Shares in Australia's Linc Energy rocketed 31 percent a day after it said two independent reports had confirmed it is sitting on potentially large resources of shale oil in South Australia.
Reports from two respected independent consultants estimated Linc's 100 percent owned Arckaringa Basin could hold between 103 billion and 233 billion barrels of oil equivalent in formations comparable to liquids-rich shale plays in the United States.
The estimates were what are called "unrisked prospective resources", which gives no indication on how easily the reservoirs can be tapped or whether oil and gas can be profitably produced.
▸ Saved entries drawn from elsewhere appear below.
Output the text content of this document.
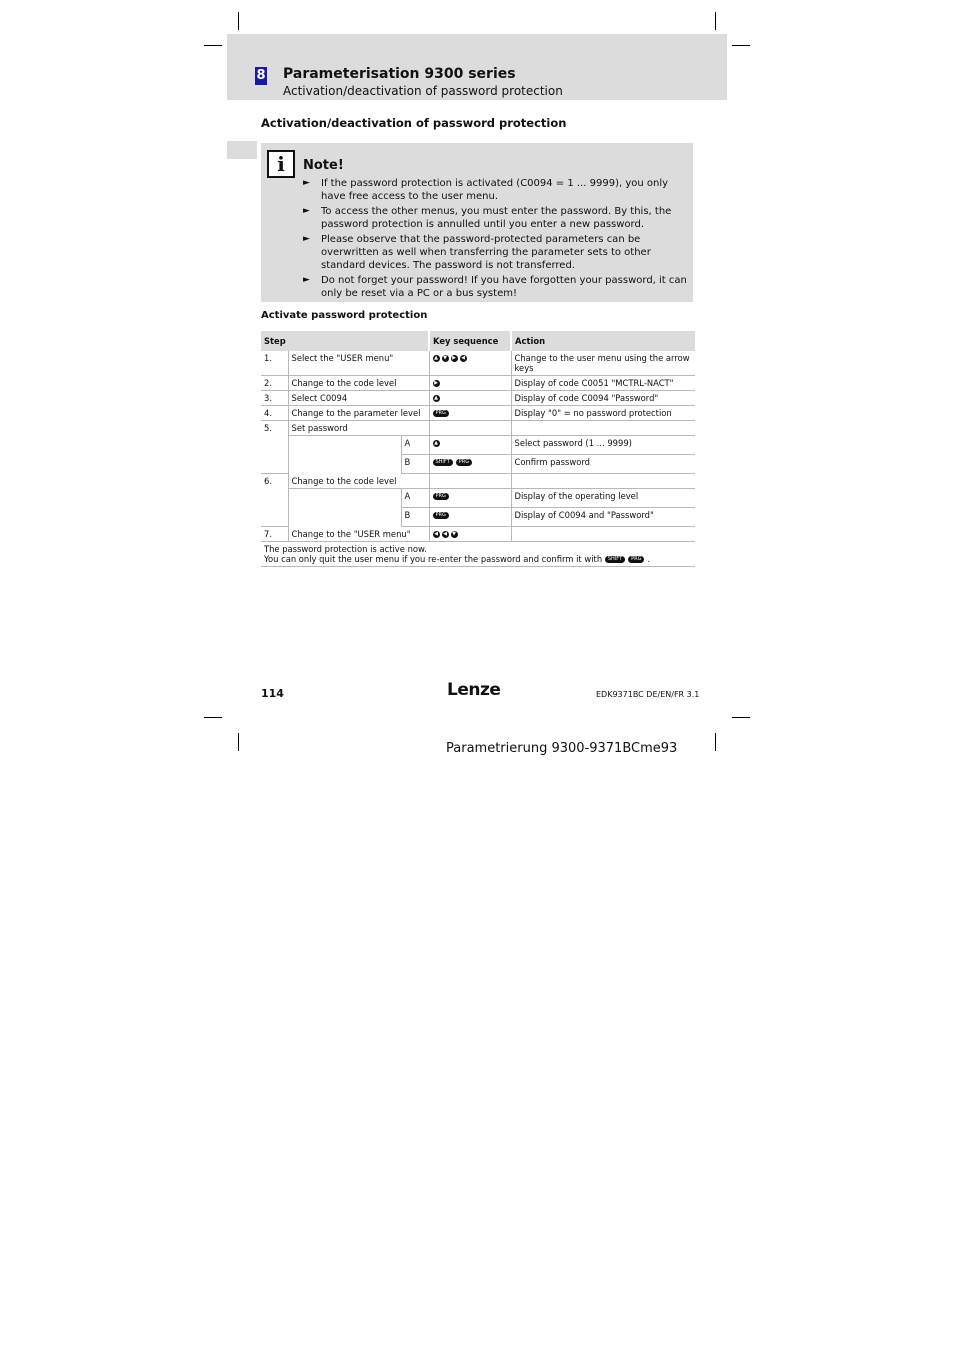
8 Parameterisation 9300 series
Activation/deactivation of password protection
Activation/deactivation of password protection
i	Note!
► If the password protection is activated (C0094 = 1 ... 9999), you only have free access to the user menu.
► To access the other menus, you must enter the password. By this, the password protection is annulled until you enter a new password.
► Please observe that the password-protected parameters can be overwritten as well when transferring the parameter sets to other standard devices. The password is not transferred.
► Do not forget your password! If you have forgotten your password, it can only be reset via a PC or a bus system!
Activate password protection
Step			Key sequence	Action
1.	Select the "USER menu"		▲ ▼ ▶ ◀	Change to the user menu using the arrow keys
2.	Change to the code level		▶	Display of code C0051 "MCTRL-NACT"
3.	Select C0094		▲	Display of code C0094 "Password"
4.	Change to the parameter level		PRG	Display "0" = no password protection
5.	Set password			
		A	▲	Select password (1 ... 9999)
		B	SHIFT PRG	Confirm password
6.	Change to the code level			
		A	PRG	Display of the operating level
		B	PRG	Display of C0094 and "Password"
7.	Change to the "USER menu"		◀ ◀ ▼	

The password protection is active now.
You can only quit the user menu if you re-enter the password and confirm it with SHIFT PRG .				
114	Lenze	EDK9371BC DE/EN/FR 3.1
Parametrierung 9300-9371BCme93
"It's an extremely exciting, interesting target, but there's a lot of work to be done to demonstrate its potential," said Mike Harrowell, senior resources analyst at broker BBY.
Linc has appointed Barclays Capital to help it find a partner with experience in shale drilling.
Linc's shares soared to a high of A$2.83 on Thursday and last traded up 27 percent at A$2.74, valuing the company at A$1.4 billion.
Its market value has more than quadrupled over the past two months as Linc, mainly known for its efforts to develop underground coal gas-to-liquids projects, recently started producing oil in the United States, finally giving it cash flow to service its debt, Harrowell said.
Linc's biggest coup to date was the sale of its Galilee coal asset to India's Adani Enterprises for $2.7 billion in 2010. The promising project has yet to be developed.